The latest research shows that the expression of the NOTCH1 gene and its homologue NLE1 gene, which have an important role in brain development, can activate the related mRNA and reduce the production of GFAP, thereby reducing the number of glial cells. The increased ratio of neuronal cells to glial cells will affect the nutrition and repair function of neurons after damage, which is related to the incidence of CAE. In addition, researcheres also found that the application of NOTCH1 antagonists, that is, γ-secretase inhibitor (DAPT) can promote the generation of epilepsy-like discharges, proving the relationship between the NOTCH signaling pathway and CAE from the negative side.

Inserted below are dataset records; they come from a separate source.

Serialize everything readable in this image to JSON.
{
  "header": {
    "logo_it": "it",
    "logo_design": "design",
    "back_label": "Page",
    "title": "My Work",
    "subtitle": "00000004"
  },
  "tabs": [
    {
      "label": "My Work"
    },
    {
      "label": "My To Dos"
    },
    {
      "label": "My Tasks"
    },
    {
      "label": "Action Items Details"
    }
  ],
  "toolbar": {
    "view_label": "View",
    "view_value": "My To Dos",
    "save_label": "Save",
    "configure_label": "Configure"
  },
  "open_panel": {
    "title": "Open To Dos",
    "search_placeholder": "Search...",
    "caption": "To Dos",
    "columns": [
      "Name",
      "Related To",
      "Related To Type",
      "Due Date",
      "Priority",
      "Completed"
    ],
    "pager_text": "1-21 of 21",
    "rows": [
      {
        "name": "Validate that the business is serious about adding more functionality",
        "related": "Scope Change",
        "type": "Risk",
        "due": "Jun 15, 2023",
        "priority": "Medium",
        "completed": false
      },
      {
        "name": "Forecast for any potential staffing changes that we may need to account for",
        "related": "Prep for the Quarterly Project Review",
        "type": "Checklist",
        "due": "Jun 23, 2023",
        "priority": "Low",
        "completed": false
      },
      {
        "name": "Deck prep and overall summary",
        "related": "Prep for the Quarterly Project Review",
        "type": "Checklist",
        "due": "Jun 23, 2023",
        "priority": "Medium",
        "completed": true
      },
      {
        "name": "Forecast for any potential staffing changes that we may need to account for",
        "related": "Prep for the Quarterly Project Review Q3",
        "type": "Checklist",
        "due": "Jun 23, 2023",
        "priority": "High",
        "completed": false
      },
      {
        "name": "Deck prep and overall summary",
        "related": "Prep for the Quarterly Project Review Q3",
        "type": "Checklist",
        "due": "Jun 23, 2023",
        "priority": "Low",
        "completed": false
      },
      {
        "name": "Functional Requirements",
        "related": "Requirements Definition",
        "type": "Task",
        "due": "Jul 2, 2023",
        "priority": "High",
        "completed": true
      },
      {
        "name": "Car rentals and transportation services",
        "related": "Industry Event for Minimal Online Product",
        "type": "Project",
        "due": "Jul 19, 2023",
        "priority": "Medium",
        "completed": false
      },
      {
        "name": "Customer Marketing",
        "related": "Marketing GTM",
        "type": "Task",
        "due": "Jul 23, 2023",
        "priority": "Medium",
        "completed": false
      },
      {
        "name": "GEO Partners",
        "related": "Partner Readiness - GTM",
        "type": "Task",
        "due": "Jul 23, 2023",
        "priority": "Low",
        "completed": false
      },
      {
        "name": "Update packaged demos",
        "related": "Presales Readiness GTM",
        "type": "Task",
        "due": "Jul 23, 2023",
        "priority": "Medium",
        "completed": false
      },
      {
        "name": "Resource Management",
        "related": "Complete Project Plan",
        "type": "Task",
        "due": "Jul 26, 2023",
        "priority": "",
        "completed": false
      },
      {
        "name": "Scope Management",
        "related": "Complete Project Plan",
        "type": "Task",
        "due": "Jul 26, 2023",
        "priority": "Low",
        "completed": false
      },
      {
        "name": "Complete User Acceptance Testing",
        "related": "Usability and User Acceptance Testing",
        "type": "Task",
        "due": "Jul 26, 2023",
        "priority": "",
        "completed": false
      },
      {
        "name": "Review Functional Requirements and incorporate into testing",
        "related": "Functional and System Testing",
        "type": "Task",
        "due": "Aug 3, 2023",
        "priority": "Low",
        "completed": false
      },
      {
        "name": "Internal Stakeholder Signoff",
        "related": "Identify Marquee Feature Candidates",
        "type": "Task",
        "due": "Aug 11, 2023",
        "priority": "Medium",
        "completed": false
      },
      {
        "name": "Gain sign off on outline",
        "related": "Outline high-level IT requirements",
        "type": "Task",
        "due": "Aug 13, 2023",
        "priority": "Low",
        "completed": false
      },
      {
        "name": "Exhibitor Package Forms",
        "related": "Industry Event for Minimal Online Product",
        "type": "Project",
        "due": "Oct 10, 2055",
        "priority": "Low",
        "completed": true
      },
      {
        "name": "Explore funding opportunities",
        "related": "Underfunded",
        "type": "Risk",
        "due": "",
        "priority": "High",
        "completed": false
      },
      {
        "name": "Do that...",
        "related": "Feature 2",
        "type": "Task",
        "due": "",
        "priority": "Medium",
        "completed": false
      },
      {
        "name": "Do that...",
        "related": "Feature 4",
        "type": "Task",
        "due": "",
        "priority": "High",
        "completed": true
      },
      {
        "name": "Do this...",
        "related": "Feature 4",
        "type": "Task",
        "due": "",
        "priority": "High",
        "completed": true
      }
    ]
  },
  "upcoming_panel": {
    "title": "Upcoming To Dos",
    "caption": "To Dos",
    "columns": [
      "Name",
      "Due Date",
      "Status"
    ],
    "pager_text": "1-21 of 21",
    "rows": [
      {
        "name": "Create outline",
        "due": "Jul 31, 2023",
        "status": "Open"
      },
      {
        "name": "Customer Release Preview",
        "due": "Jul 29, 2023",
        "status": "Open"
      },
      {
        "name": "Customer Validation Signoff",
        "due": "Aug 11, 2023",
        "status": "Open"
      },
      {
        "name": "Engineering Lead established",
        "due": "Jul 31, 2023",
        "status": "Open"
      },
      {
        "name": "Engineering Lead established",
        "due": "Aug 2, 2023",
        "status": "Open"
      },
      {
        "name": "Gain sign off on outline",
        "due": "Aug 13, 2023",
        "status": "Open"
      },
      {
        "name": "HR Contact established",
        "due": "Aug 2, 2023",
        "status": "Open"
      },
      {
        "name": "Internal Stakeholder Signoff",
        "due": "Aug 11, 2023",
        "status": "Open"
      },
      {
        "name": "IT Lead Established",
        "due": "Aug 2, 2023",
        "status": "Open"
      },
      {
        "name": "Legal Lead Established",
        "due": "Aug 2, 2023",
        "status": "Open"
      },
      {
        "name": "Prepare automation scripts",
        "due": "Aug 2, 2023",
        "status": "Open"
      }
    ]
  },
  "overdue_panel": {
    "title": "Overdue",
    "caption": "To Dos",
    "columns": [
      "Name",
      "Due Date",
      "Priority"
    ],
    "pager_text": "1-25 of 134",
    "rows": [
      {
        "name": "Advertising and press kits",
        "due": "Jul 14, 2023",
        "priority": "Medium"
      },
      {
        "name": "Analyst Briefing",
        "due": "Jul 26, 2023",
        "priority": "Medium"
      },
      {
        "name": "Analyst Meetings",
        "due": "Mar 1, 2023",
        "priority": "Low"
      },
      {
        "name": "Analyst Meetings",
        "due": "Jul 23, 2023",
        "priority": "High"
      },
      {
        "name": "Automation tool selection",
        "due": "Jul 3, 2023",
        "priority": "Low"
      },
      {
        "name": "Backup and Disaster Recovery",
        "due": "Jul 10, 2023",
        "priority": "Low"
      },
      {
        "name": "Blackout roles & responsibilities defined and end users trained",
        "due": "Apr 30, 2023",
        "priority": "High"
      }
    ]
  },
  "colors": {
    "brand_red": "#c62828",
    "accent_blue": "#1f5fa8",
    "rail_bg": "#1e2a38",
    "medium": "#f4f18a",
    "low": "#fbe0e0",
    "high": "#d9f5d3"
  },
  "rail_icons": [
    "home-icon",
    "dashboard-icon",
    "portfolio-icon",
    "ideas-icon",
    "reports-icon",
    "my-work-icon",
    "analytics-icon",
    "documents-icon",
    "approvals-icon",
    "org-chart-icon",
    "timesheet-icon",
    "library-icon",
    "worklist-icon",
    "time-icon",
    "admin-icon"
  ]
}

In addition to the above-mentioned mutation mechanisms of related susceptibility genes, in recent years, CNVs (including deletion, insertion or replication of gene fragments) have also been found to be related to the pathogenesis of CAE. As an important genetic structure variation, CNVs directly or indirectly affect changes in gene expression through changes in its copy number and transcriptional regulatory factors, thereby causing phenotypic differences among individuals. Studies have shown that 9.3% of patients with GGEs have CNVs. A genomic fragment can contain multiple genes, so the impact of CNVs on CAEs is more complicated than the pathogenic mechanism of susceptible genes. Some CAE-related CNVs overlap with CAE's susceptibility gene loci, such as the NIPA2 gene at 15q11.2 locus. However, many CNVs beyond the susceptibility gene locus have also been found.